Orizzonte Scuola 23 agosto 2019 www.orizzontescuola.it

Il nuovo Ministro della Pubblica Istruzione, del nuovo Governo della Repubblica Italiana, avrà bisogno di un “Breviario del bravo ministro della Pubblica Istruzione”. Per non tediare i miei tre lettori, lo riassumerò nelle righe sotto riportate, proclamando di restare sempre a disposizione del nuovo Inquilino di Viale Trastevere per qualsiasi chiarimento e/o integrazione, con annessa Garanzia Pluricertificata, rinnovata nel corso di trentanove anni di servizio nelle Scuole di ogni ordine e grado.

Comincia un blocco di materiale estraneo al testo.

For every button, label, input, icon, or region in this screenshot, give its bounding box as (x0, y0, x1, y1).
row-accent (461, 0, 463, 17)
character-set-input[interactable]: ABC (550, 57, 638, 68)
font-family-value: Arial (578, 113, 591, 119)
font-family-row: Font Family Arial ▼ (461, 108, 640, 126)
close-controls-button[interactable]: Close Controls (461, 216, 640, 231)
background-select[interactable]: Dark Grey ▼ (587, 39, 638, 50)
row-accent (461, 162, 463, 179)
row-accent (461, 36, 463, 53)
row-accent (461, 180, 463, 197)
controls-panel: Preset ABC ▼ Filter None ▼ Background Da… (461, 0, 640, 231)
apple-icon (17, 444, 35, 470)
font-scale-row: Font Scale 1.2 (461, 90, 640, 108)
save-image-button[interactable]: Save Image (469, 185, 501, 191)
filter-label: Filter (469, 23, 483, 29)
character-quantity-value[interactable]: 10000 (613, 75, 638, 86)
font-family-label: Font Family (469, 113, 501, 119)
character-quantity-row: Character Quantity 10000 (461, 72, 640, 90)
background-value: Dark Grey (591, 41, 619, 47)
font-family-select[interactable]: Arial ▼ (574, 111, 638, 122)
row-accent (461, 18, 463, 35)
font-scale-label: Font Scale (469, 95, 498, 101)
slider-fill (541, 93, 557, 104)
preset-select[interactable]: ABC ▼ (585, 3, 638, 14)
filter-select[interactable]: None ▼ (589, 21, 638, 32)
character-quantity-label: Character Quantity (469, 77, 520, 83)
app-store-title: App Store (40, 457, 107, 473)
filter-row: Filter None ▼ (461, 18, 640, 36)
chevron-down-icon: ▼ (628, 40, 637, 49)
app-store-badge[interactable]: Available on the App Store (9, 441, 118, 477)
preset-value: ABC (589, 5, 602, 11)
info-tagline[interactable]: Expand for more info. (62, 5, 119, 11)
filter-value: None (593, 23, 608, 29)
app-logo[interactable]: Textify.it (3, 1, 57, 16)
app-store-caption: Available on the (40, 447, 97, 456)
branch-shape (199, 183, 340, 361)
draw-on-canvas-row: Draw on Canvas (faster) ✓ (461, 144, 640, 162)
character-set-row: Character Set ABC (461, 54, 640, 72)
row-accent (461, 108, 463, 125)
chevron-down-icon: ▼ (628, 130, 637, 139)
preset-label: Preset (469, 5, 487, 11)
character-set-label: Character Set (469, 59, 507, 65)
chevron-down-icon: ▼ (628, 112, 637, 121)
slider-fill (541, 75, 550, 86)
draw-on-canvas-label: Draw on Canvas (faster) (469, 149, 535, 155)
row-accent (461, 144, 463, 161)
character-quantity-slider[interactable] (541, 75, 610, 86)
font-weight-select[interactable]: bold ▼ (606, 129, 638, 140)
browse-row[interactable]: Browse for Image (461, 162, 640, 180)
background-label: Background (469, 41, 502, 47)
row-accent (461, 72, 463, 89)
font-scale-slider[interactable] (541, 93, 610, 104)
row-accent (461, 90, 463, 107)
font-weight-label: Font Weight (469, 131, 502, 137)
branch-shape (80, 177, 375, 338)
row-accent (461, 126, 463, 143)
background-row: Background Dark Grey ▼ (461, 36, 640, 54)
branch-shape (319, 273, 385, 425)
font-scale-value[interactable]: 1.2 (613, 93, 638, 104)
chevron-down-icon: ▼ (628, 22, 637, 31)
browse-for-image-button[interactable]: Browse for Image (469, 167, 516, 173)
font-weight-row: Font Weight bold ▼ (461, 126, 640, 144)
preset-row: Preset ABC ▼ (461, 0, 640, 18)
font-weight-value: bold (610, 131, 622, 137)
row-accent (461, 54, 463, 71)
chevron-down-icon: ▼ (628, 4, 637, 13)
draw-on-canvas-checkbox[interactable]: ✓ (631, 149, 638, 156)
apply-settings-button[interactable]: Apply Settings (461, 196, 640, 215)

Mattutino – Immettere immediatamente in ruolo, entro venti giorni dall’inizio dell’anno scolastico 2019-2020 nelle Regioni che l’hanno programmato per metà settembre, e in ordine di graduatoria su tutti i posti disponibili in Organico di Diritto e di Fatto, tutti gli insegnanti in possesso di un titolo abilitante “ante 2001-2002” o di un TFA o di un PAS o della specializzazione in Sostegno, e istituire un “Biennio Formazione Docenti” con Tirocinio incluso e “Concorso per Titoli” finale per tutti i neolaureati delle Università degli Studi, dei Conservatori di Musica e delle Accademie di Belle Arti in possesso dei 24 CFU previsti dalle norme vigenti.

Ora terza – Smaterializzare le classi-pollaio con i fondi risparmiati con la cancellazione dell’Invalsi e del finanziamento dedicato alle scuole private, col varo del superisparmioso “Concorso per Titoli” e con la revoca di tutti i corsi di aggiornamento-conferenze-convegni affidati a “Esperti del nulla scolastico” (individui mai entrati in classe che vorrebbero insegnare, a chi già insegna, la gestione di classi, alunni problematici, corsi e progetti).

Ora sesta – Abrogare, a costo zero, il Decreto Legislativo n. 62 del 13 aprile 2017, introducendo la bocciatura alle Elementari e alle Medie anche con una sola materia insufficiente o per motivi di condotta e modificare, sempre a costo zero, lo “Statuto delle studentesse e degli studenti” prevedendo la sospensione immediata, con decreto del Preside e senza riunire il Consiglio di classe, fino a quindici giorni in “flagranza di reato”.

Ora nona – Richiedere al Ministro della Giustizia un apposito “articolo bis” che preveda adeguate sanzioni pecuniarie fino ad arrivare a un congruo numero di anni di carcere per chiunque (alunno, genitore, parente, etc.) aggredisca verbalmente e/o fisicamente i docenti. Costituire un apposito settore di Ispettori Scolastici, provenienti dal ruolo docente delle diverse Classi di Concorso, che sottopongano ad ispezione in classe/ufficio il lavoro degli insegnanti delle varie discipline e dei presidi, e abbiano la facoltà di sospensione immediata dal servizio e dalla retribuzione in “flagranza di reato” (classe priva di vigilanza, uso non autorizzato di smartphone-tablet-computer con omessa lezione, ordini di servizio contra legem, etc.).

Vespri – Istituire il “Full Time facoltativo” all inclusive per maestre/i e professoresse/i con 36 ore di servizio, orario di cattedra immutato, ferie uguali a quelle degli altri lavoratori e retribuzioni equiparate a agli stipendi dei docenti della Francia e della Germania.

Compieta – Programmare un quadriennio finale di servizio dedicato alla formazione dei nuovi insegnanti, richiedibile da tutti i “Docenti Anziani” che abbiano pubblicato e/o concretizzato, con risultati documentabili, metodi didattici innovativi.